Ottessa Moshfegh and Carey Mulligan Celebrate Prada’s New Campaign

Staff
By Staff
4 Min Read

On Thursday night, Prada commenced New York Fashion Week and celebrated its Spring Summer 2025 campaign in Soho. Around 7 p.m., the city’s glittering set poured into the Prada Epicenter from a slush-covered Broadway.

The massive store once served as the Guggenheim’s downtown hub before being redesigned by Dutch architect Rem Koolhaas, who would later create the Fondazione Prada in Milan. When the boutique opened in 2001, “The Wave,” a sweeping space carved from the ground floor and extending into the basement, set a new standard for the possibilities of a fashion flagship. Over two decades later, the Epicenter remains awe-inspiring.

Handsome servers, holding silver trays of Champagne flutes and lychee cocktails, lined the descending steps. At the base, beautifully bound, hard-cover versions of the campaign, entitled “Ten Protagonists,” awaited attendees.

Conceived and directed by Ferdinando Verderi, “Ten Protagonists” is a collaboration between author Ottessa Moshfegh, actress Carey Mulligan, and photographer Steven Meisel. Moshfegh wrote a first-person character sketch for each of Mulligan’s looks. In addition to the clothes (designed, of course, by Miuccia Prada and Raf Simons), hair styling by Guido Palau and makeup by Pat McGrath transformed Mulligan. These characters include Cecily, an obsessive understudy in a pink trench, and Eleanor, an ambitious art advisor in a polka-dot skirt

“This was a fantasy project,” Moshfegh said. “Each woman was a unique character. It was about individuality and walking into the future in a look of one’s own.”
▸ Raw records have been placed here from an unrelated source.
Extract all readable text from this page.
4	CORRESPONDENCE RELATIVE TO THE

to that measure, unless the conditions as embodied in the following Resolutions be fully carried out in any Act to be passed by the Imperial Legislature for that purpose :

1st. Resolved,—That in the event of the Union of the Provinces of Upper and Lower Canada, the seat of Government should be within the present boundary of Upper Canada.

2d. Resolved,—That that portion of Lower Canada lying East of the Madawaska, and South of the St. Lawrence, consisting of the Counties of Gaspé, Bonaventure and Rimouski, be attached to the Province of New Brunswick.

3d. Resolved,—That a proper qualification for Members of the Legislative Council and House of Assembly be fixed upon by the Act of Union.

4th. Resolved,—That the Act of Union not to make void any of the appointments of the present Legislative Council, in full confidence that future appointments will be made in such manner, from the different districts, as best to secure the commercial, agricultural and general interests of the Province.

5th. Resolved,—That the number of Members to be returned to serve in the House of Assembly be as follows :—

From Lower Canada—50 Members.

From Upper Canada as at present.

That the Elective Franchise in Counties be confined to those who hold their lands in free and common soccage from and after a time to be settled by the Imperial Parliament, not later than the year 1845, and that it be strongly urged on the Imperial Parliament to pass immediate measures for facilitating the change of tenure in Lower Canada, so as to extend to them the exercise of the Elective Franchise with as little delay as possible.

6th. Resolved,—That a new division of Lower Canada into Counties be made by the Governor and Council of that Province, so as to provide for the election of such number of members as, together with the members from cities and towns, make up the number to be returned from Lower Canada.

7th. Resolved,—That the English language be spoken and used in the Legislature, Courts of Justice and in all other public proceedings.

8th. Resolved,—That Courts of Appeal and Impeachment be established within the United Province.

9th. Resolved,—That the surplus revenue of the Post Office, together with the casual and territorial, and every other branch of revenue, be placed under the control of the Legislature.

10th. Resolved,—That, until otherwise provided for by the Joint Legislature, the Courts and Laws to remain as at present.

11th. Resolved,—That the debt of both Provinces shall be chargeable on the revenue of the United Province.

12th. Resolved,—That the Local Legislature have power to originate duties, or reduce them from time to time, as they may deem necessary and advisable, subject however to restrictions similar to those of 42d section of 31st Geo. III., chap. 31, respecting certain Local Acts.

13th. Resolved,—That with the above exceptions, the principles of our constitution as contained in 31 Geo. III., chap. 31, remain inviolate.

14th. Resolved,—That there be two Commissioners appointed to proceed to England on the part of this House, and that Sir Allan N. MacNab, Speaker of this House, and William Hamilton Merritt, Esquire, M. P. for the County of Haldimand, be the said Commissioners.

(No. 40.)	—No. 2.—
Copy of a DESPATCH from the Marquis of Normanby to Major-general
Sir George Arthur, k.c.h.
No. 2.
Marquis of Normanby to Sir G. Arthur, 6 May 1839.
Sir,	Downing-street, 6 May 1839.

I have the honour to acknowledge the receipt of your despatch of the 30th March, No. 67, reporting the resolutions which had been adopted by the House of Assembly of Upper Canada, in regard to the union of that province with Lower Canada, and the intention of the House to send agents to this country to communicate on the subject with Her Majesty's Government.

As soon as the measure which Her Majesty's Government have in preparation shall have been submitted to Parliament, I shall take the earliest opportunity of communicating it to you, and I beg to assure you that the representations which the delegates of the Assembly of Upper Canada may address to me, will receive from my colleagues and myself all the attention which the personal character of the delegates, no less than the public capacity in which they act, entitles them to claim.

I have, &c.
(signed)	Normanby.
Moshfegh has long maintained a close relationship with fashion. In 2022, the author walked the runway for  Maryam Nassir Zadeh, and in 2023, she wrote show notes for Proenza Schouler. Her fiction, for all its hallmark perversity, often finds glamor in unlikely figures: the beautiful, insane narrator of My Year of Rest and Relaxation; Rebecca, a devious director of education, in Eileen; the aspiring actors, beach-dwelling prostitutes, and drug-addled club rats that haunt the stories in Homesick for Another World.

“It’s about the presentation of self,” Moshfegh said, when asked about her attraction to fashion. “It’s about beauty, personality, and character. I’m obsessed with clothes.”

When asked if she would set a novel in the industry, Moshfegh laughed. “I would have to do much more research. A fashion designer has to be more thoughtful than any other art form. Clients, business, keeping up the time.”

Around  Moshfegh, there was plenty to draw inspiration from, with a guest list as colorful and eclectic as the collection itself.

Ever the iconoclast,  Cindy Sherman carried a fur bag and wore rubber boats with her dark suit.  Christopher Briney, the breakout star of last year’s Mean Girls remake, wore a leather coat and hoodie. In her leopard print coat and black bustier, Chloe East, an Orange County native, oozed the sophistication of an Italian movie star.  Sarah Hoover, author of the acclaimed memoir The Motherload, admired Koolhaas’s daring. Olivia Ponton, who stunned in a white shirt and black necktie,  joked that she had to wear her hair down or else she would be confused for a waiter.

Prada, season after season, finds new ways to inspire.